Soon – after a left on the 46 East – a tasting two-step gave us a nice Paso Robles cross-section: Cinda Lee’s hubby, T-bones! facility hero Dave, recommended Castoro Cellars (1-888-DAM-FINE); Passionfish wine geek-cork dork Sarah Kabat sent us to small-plot Pinot gurus Winward Vineyard (805-239-2565).


Castoro (Italian for Beaver, the nickname for its founder) won us over with its easygoing tasting team, the surprising Tango reserve blend (a Viognier, Gewurztraminer, Chardonnay and Rousanne combo, $21.95), and seven tastes for $5. Their Whale Rock Zinfandel 2006 is an explosive treat – though it was the 2008 Primitivo, a primo of Zin ($22.95) that I took home. 


The bustling tasting bar contrasted with the Windward Vineyards (805-239-2565) around the corner, where the mood is more muted and tastings are $10, bottle buys be damned – but the grape fidelity backs up the strict approach big time. The four-part vertical tasting was a dream sequence spotlighting the luscious-intense-complex profile and “peacock-tail” finishes.

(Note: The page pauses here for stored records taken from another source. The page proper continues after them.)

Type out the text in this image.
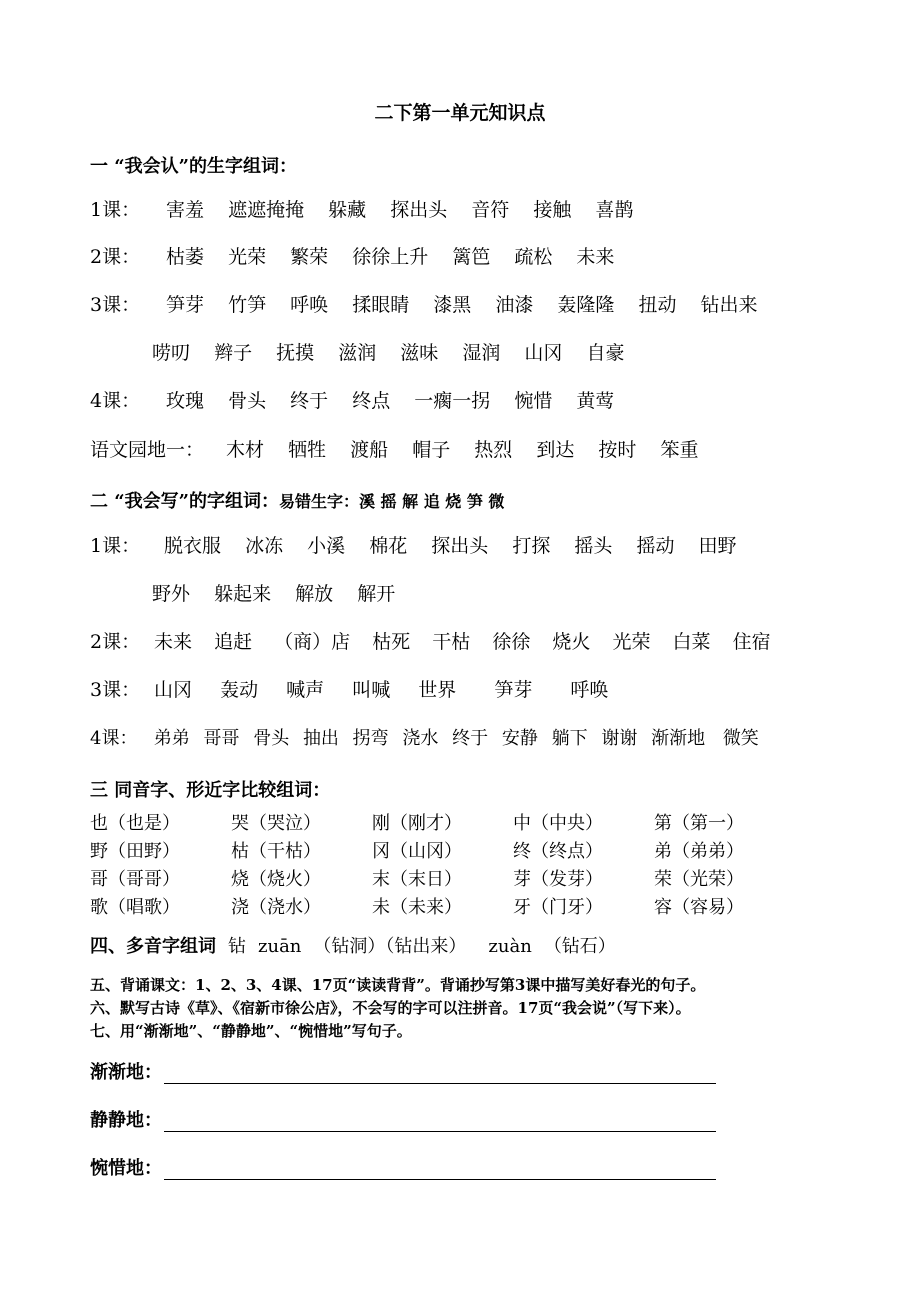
二下第一单元知识点
一 “我会认”的生字组词：
1课： 害羞 遮遮掩掩 躲藏 探出头 音符 接触 喜鹊
2课： 枯萎 光荣 繁荣 徐徐上升 篱笆 疏松 未来
3课： 笋芽 竹笋 呼唤 揉眼睛 漆黑 油漆 轰隆隆 扭动 钻出来
唠叨 辫子 抚摸 滋润 滋味 湿润 山冈 自豪
4课： 玫瑰 骨头 终于 终点 一瘸一拐 惋惜 黄莺
语文园地一： 木材 牺牲 渡船 帽子 热烈 到达 按时 笨重
二 “我会写”的字组词：易错生字：溪 摇 解 追 烧 笋 微
1课： 脱衣服 冰冻 小溪 棉花 探出头 打探 摇头 摇动 田野
野外 躲起来 解放 解开
2课： 未来 追赶 （商）店 枯死 干枯 徐徐 烧火 光荣 白菜 住宿
3课： 山冈 轰动 喊声 叫喊 世界 笋芽 呼唤
4课： 弟弟 哥哥 骨头 抽出 拐弯 浇水 终于 安静 躺下 谢谢 渐渐地 微笑
三 同音字、形近字比较组词：
也（也是）	哭（哭泣）	刚（刚才）	中（中央）	第（第一）
野（田野）	枯（干枯）	冈（山冈）	终（终点）	弟（弟弟）
哥（哥哥）	烧（烧火）	末（末日）	芽（发芽）	荣（光荣）
歌（唱歌）	浇（浇水）	未（未来）	牙（门牙）	容（容易）
四、多音字组词 钻 zuān （钻洞）（钻出来） zuàn （钻石）
五、背诵课文：1、2、3、4课、17页“读读背背”。背诵抄写第3课中描写美好春光的句子。
六、默写古诗《草》、《宿新市徐公店》，不会写的字可以注拼音。17页“我会说”（写下来）。
七、用“渐渐地”、“静静地”、“惋惜地”写句子。
渐渐地：
静静地：
惋惜地：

It took all my self-control to leave with just a 2007 Pinot Noir Monopole ($38).


The only suitable next step on this flavor parade: lunch at downtown’s Artisan (805-237-8084) for sandwiches like lamb French dip with goat cheese and pickled chilies ($14), poached shrimp club with avocado ($16) and the best veggie sandwich I’ve had in a decade, easy, thanks to hyper-fresh burrata cheese, local tomatoes, arugula and accompanying crispy squash ($13). 


The car ride back up the 101, just over a day since our mini epic unfolded, contained some satisfied passengers.